Byron Wien, vice chairman of the advisory services unit at Blackstone Group LP, warns investors to "buckle up" for more stock-market volatility.
Wien told
CNBC that while he doesn't expect another steep decline in the large cap S&P 500, he does see more downside ahead.
"I'm not looking for a bear market. We have further to go, but I don't think it's going to be a major downshift from present levels," he said. A bear market is loosely defined by a 20 percent or more decline from a recent high, CNBC explained. The S&P 500 is currently 11 percent from its May 2015 peak. "I don't think we've seen the ultimate lows," he added.
Wien expects traders to remained stressed the market to fluctuate violently as crude prices also remain unstable.
"Oil has been the key factor [this year]," he said. "If you want the stock market to prove me wrong and continue to rally from here, you really need oil to stabilize and move up," he said.
"We did think originally that a decline in the price of oil was favorable, but now I think a rise in the price of oil indicating the whole system would be stable is the most bullish thing that could happen," he said.

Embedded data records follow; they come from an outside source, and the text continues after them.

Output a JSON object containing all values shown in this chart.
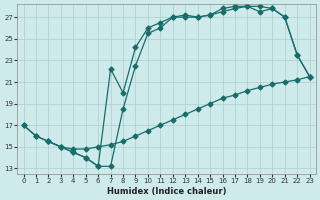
{
  "xlabel": "Humidex (Indice chaleur)",
  "bg_color": "#ceeaea",
  "grid_color": "#aacece",
  "line_color": "#1a6b6b",
  "xlim": [
    -0.5,
    23.5
  ],
  "ylim": [
    12.5,
    28.2
  ],
  "xticks": [
    0,
    1,
    2,
    3,
    4,
    5,
    6,
    7,
    8,
    9,
    10,
    11,
    12,
    13,
    14,
    15,
    16,
    17,
    18,
    19,
    20,
    21,
    22,
    23
  ],
  "yticks": [
    13,
    15,
    17,
    19,
    21,
    23,
    25,
    27
  ],
  "line1_x": [
    0,
    1,
    2,
    3,
    4,
    5,
    6,
    7,
    8,
    9,
    10,
    11,
    12,
    13,
    14,
    15,
    16,
    17,
    18,
    19,
    20,
    21,
    22,
    23
  ],
  "line1_y": [
    17.0,
    16.0,
    15.5,
    15.0,
    14.8,
    14.8,
    15.0,
    15.2,
    15.5,
    16.0,
    16.5,
    17.0,
    17.5,
    18.0,
    18.5,
    19.0,
    19.5,
    19.8,
    20.2,
    20.5,
    20.8,
    21.0,
    21.2,
    21.5
  ],
  "line2_x": [
    0,
    1,
    2,
    3,
    4,
    5,
    6,
    7,
    8,
    9,
    10,
    11,
    12,
    13,
    14,
    15,
    16,
    17,
    18,
    19,
    20,
    21,
    22,
    23
  ],
  "line2_y": [
    17.0,
    16.0,
    15.5,
    15.0,
    14.5,
    14.0,
    13.2,
    13.2,
    18.5,
    22.5,
    25.5,
    26.0,
    27.0,
    27.0,
    27.0,
    27.2,
    27.5,
    27.8,
    28.0,
    28.0,
    27.8,
    27.0,
    23.5,
    21.5
  ],
  "line3_x": [
    2,
    3,
    4,
    5,
    6,
    7,
    8,
    9,
    10,
    11,
    12,
    13,
    14,
    15,
    16,
    17,
    18,
    19,
    20,
    21,
    22,
    23
  ],
  "line3_y": [
    15.5,
    15.0,
    14.5,
    14.0,
    13.2,
    22.2,
    20.0,
    24.2,
    26.0,
    26.5,
    27.0,
    27.2,
    27.0,
    27.2,
    27.8,
    28.0,
    28.0,
    27.5,
    27.8,
    27.0,
    23.5,
    21.5
  ]
}
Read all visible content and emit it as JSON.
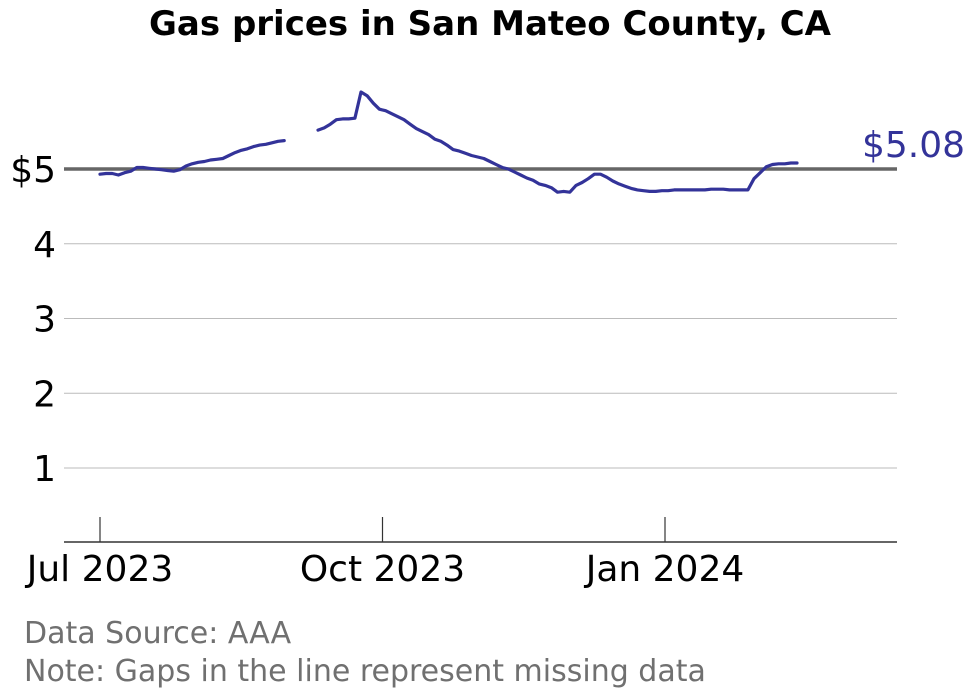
{
  "chart_data": {
    "type": "line",
    "title": "Gas prices in San Mateo County, CA",
    "xlabel": "",
    "ylabel": "",
    "ylim": [
      0,
      6.2
    ],
    "y_ticks": [
      {
        "value": 1,
        "label": "1"
      },
      {
        "value": 2,
        "label": "2"
      },
      {
        "value": 3,
        "label": "3"
      },
      {
        "value": 4,
        "label": "4"
      },
      {
        "value": 5,
        "label": "$5"
      }
    ],
    "x_ticks": [
      {
        "date": "2023-07-01",
        "label": "Jul 2023"
      },
      {
        "date": "2023-10-01",
        "label": "Oct 2023"
      },
      {
        "date": "2024-01-01",
        "label": "Jan 2024"
      }
    ],
    "reference_line": {
      "value": 5
    },
    "last_value_label": "$5.08",
    "line_color": "#333399",
    "reference_color": "#666666",
    "grid_color": "#bbbbbb",
    "series": [
      {
        "segments": [
          [
            [
              "2023-07-01",
              4.93
            ],
            [
              "2023-07-03",
              4.94
            ],
            [
              "2023-07-05",
              4.94
            ],
            [
              "2023-07-07",
              4.92
            ],
            [
              "2023-07-09",
              4.95
            ],
            [
              "2023-07-11",
              4.97
            ],
            [
              "2023-07-13",
              5.02
            ],
            [
              "2023-07-15",
              5.02
            ],
            [
              "2023-07-17",
              5.01
            ],
            [
              "2023-07-19",
              5.0
            ],
            [
              "2023-07-21",
              4.99
            ],
            [
              "2023-07-23",
              4.98
            ],
            [
              "2023-07-25",
              4.97
            ],
            [
              "2023-07-27",
              4.99
            ],
            [
              "2023-07-29",
              5.04
            ],
            [
              "2023-07-31",
              5.07
            ],
            [
              "2023-08-02",
              5.09
            ],
            [
              "2023-08-04",
              5.1
            ],
            [
              "2023-08-06",
              5.12
            ],
            [
              "2023-08-08",
              5.13
            ],
            [
              "2023-08-10",
              5.14
            ],
            [
              "2023-08-12",
              5.18
            ],
            [
              "2023-08-14",
              5.22
            ],
            [
              "2023-08-16",
              5.25
            ],
            [
              "2023-08-18",
              5.27
            ],
            [
              "2023-08-20",
              5.3
            ],
            [
              "2023-08-22",
              5.32
            ],
            [
              "2023-08-24",
              5.33
            ],
            [
              "2023-08-26",
              5.35
            ],
            [
              "2023-08-28",
              5.37
            ],
            [
              "2023-08-30",
              5.38
            ]
          ],
          [
            [
              "2023-09-10",
              5.52
            ],
            [
              "2023-09-12",
              5.55
            ],
            [
              "2023-09-14",
              5.6
            ],
            [
              "2023-09-16",
              5.66
            ],
            [
              "2023-09-18",
              5.67
            ],
            [
              "2023-09-20",
              5.67
            ],
            [
              "2023-09-22",
              5.68
            ],
            [
              "2023-09-24",
              6.03
            ],
            [
              "2023-09-26",
              5.98
            ],
            [
              "2023-09-28",
              5.88
            ],
            [
              "2023-09-30",
              5.8
            ],
            [
              "2023-10-02",
              5.78
            ],
            [
              "2023-10-04",
              5.74
            ],
            [
              "2023-10-06",
              5.7
            ],
            [
              "2023-10-08",
              5.66
            ],
            [
              "2023-10-10",
              5.6
            ],
            [
              "2023-10-12",
              5.54
            ],
            [
              "2023-10-14",
              5.5
            ],
            [
              "2023-10-16",
              5.46
            ],
            [
              "2023-10-18",
              5.4
            ],
            [
              "2023-10-20",
              5.37
            ],
            [
              "2023-10-22",
              5.32
            ],
            [
              "2023-10-24",
              5.26
            ],
            [
              "2023-10-26",
              5.24
            ],
            [
              "2023-10-28",
              5.21
            ],
            [
              "2023-10-30",
              5.18
            ],
            [
              "2023-11-01",
              5.16
            ],
            [
              "2023-11-03",
              5.14
            ],
            [
              "2023-11-05",
              5.1
            ],
            [
              "2023-11-07",
              5.06
            ],
            [
              "2023-11-09",
              5.02
            ],
            [
              "2023-11-11",
              5.0
            ],
            [
              "2023-11-13",
              4.96
            ],
            [
              "2023-11-15",
              4.92
            ],
            [
              "2023-11-17",
              4.88
            ],
            [
              "2023-11-19",
              4.85
            ],
            [
              "2023-11-21",
              4.8
            ],
            [
              "2023-11-23",
              4.78
            ],
            [
              "2023-11-25",
              4.75
            ],
            [
              "2023-11-27",
              4.69
            ],
            [
              "2023-11-29",
              4.7
            ],
            [
              "2023-12-01",
              4.69
            ],
            [
              "2023-12-03",
              4.78
            ],
            [
              "2023-12-05",
              4.82
            ],
            [
              "2023-12-07",
              4.87
            ],
            [
              "2023-12-09",
              4.93
            ],
            [
              "2023-12-11",
              4.93
            ],
            [
              "2023-12-13",
              4.89
            ],
            [
              "2023-12-15",
              4.84
            ],
            [
              "2023-12-17",
              4.8
            ],
            [
              "2023-12-19",
              4.77
            ],
            [
              "2023-12-21",
              4.74
            ],
            [
              "2023-12-23",
              4.72
            ],
            [
              "2023-12-25",
              4.71
            ],
            [
              "2023-12-27",
              4.7
            ],
            [
              "2023-12-29",
              4.7
            ],
            [
              "2023-12-31",
              4.71
            ],
            [
              "2024-01-02",
              4.71
            ],
            [
              "2024-01-04",
              4.72
            ],
            [
              "2024-01-06",
              4.72
            ],
            [
              "2024-01-08",
              4.72
            ],
            [
              "2024-01-10",
              4.72
            ],
            [
              "2024-01-12",
              4.72
            ],
            [
              "2024-01-14",
              4.72
            ],
            [
              "2024-01-16",
              4.73
            ],
            [
              "2024-01-18",
              4.73
            ],
            [
              "2024-01-20",
              4.73
            ],
            [
              "2024-01-22",
              4.72
            ],
            [
              "2024-01-24",
              4.72
            ],
            [
              "2024-01-26",
              4.72
            ],
            [
              "2024-01-28",
              4.72
            ],
            [
              "2024-01-30",
              4.87
            ],
            [
              "2024-02-01",
              4.95
            ],
            [
              "2024-02-03",
              5.03
            ],
            [
              "2024-02-05",
              5.06
            ],
            [
              "2024-02-07",
              5.07
            ],
            [
              "2024-02-09",
              5.07
            ],
            [
              "2024-02-11",
              5.08
            ],
            [
              "2024-02-13",
              5.08
            ]
          ]
        ]
      }
    ]
  },
  "footer": {
    "source": "Data Source: AAA",
    "note": "Note: Gaps in the line represent missing data"
  }
}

Wien expects the S&P 500 to close the year negative by approximately 5 to 10 percent. The index is currently trading around 1,895, more than 7 percent lower than where it started 2016, CNBC reported.
"My view is that there's still bad news out there. … We're going to reach a bottom somewhere in the first half," he added.
While the jury is out on whether the selloff is over, U.S. index futures advanced early Tuesday, signaling equities will extend gains into a third day, on growing speculation that the recent selloff was overdone.
“A large proportion of the rout we saw in the first six weeks of the year was overdone, particularly with regards to banks,” Peter Dixon, an economist at Commerzbank AG in London, told Bloomberg.
“Does it mean the selloff is over? No clearly not, but it’s definitely a positive signal. You get this significant divergence between the market perception and reality, which over time will close, and that’s why we are seeing the rally we are seeing and it gives you some hope.”
There is another school of opinion stating that the market rout might not be all that bad.
The recent global stock-market bloodbath has frayed investor nerves but it may end up being "a shot in the arm for the world economy."
"So, at the risk of sticking my neck out a long way, let me suggest that the equity bloodbath this year is little more than noise in the particular set of circumstances facing us," the
U.K. Telegraph’s Ambrose Evans-Pritchard writes.
"This is a stock market rout we should celebrate," he says. "We toiling workers can allow ourselves a wry smile. For most of the last eight years, the owners of wealth and inflated assets have had things their own way, while the real economy has been left behind," he wrote.
"The tables are finally turning. The world may look absolutely ghastly if your metric is the stock market, but it is much the same or slightly better" for the working class.
(Newsmax wire services contributed to this report).